Dans le cas d’Ahmed Berrahal, la RATP lui reprochait, en plus de la dénonciation de faits de harcèlement sexuel, le déclenchement de deux alertes pour danger grave et imminent (DGI) aux mois d’avril et mai 2020 pour demander des comptes sur les mesures anti-Covid dans les bus. Devant l’inspection du travail qui refusera finalement l’autorisation du licenciement, la RATP défendait le plus sérieusement du monde que ces deux alertes avaient eu pour seul objectif de déranger le cadre d’astreinte ces jours-là.

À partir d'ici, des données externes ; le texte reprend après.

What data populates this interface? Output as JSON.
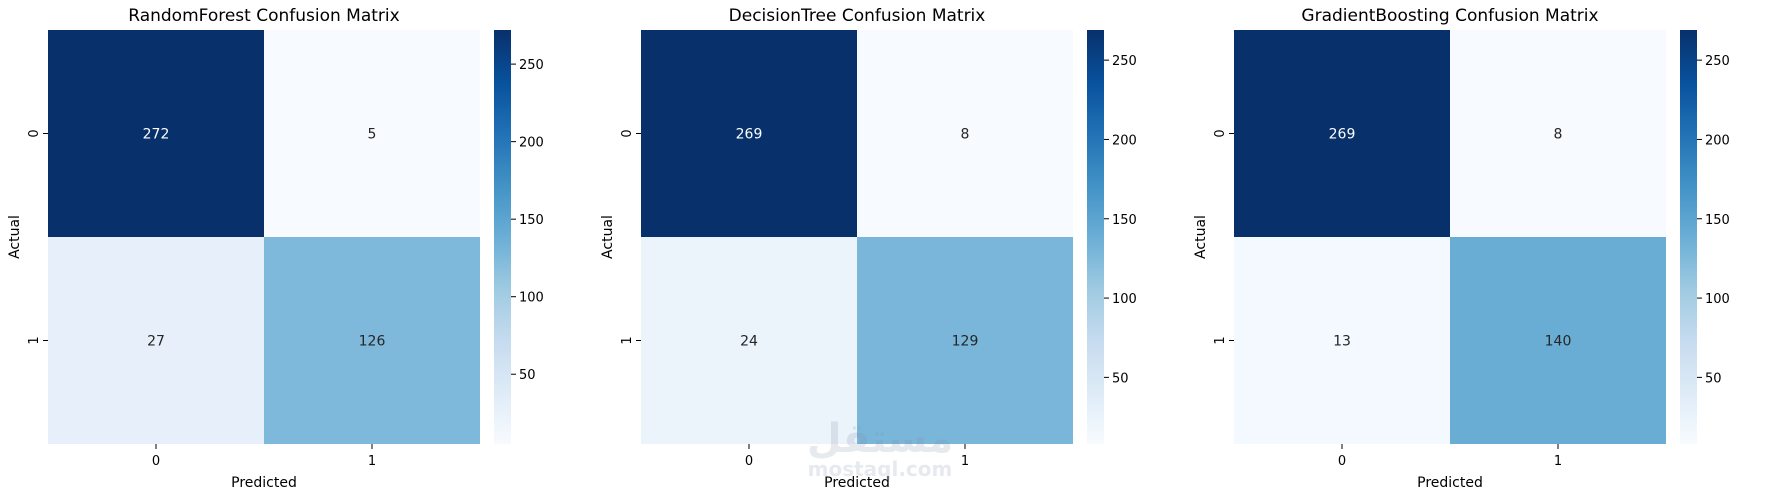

Une accusation absurde et grossière, mais très représentative des faits reprochés aux syndicalistes prétendument « harcelants ».

De façon très semblable, il est reproché à Régis d’abuser des demandes de concertation immédiate (DCI), une procédure qui permet d’engager des négociations avant de lancer une grève à la SNCF. Chez Christian Porta, on retrouve également ce reproche relatif au dépôt des DGI ainsi que son intransigeance en matière de sécurité : un comble pour un secteur aussi accidentogène que l’industrie agro-alimentaire. Des faits qui relèvent tous des missions inhérentes à un mandat syndical : prendre la parole, dénoncer les agissements de la direction qui nuisent au salariés, porter des revendications et user de tous les outils à disposition pour les défendre.

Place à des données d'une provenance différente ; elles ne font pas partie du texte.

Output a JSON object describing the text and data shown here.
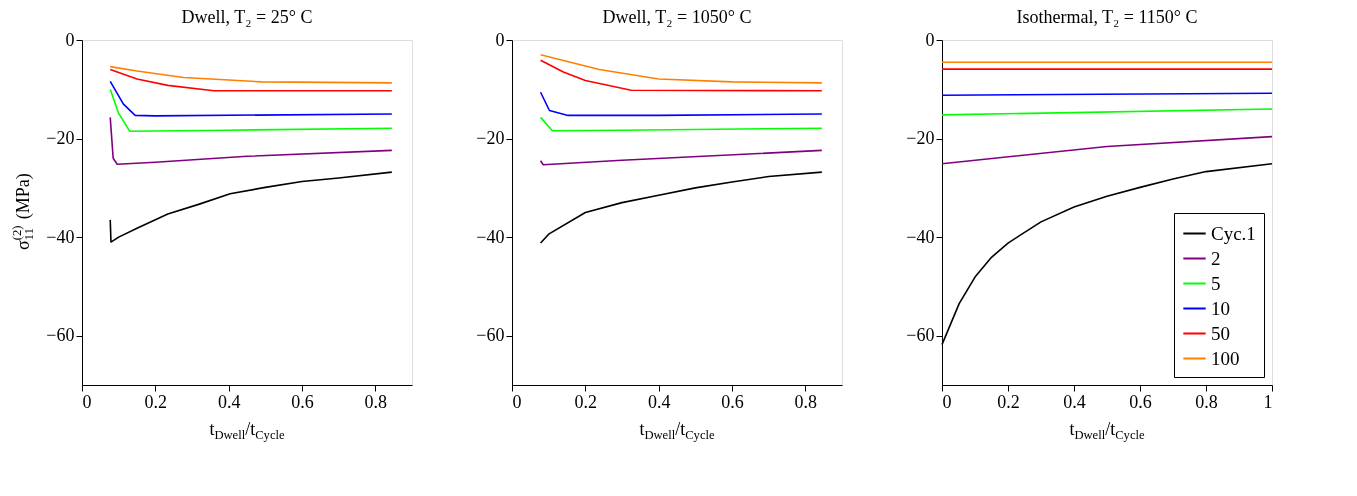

Justement, l’objectif de la répression anti-syndicale est de faire régner la terreur au sein des entreprises, afin de dissuader les autres salariés de remettre en cause la direction. Ahmed Berrahal observe : « Du fait que j’ai été attaqué, il y a beaucoup de gens à la RATP qui n’osent plus dénoncer. » Mornia Labssi confirme : « Réprimer les syndicalistes c’est le premier axe du patronat, non seulement sur les conditions de travail mais pour étouffer toute liberté d’expression des salariés. » C’est pour cela qu’il est urgent de mener une bataille contre la répression syndicale et d’affirmer notre soutien aux syndicalistes lutte de classes, qui font face aux attaques de leurs patrons et se démènent pour défendre leurs collègues.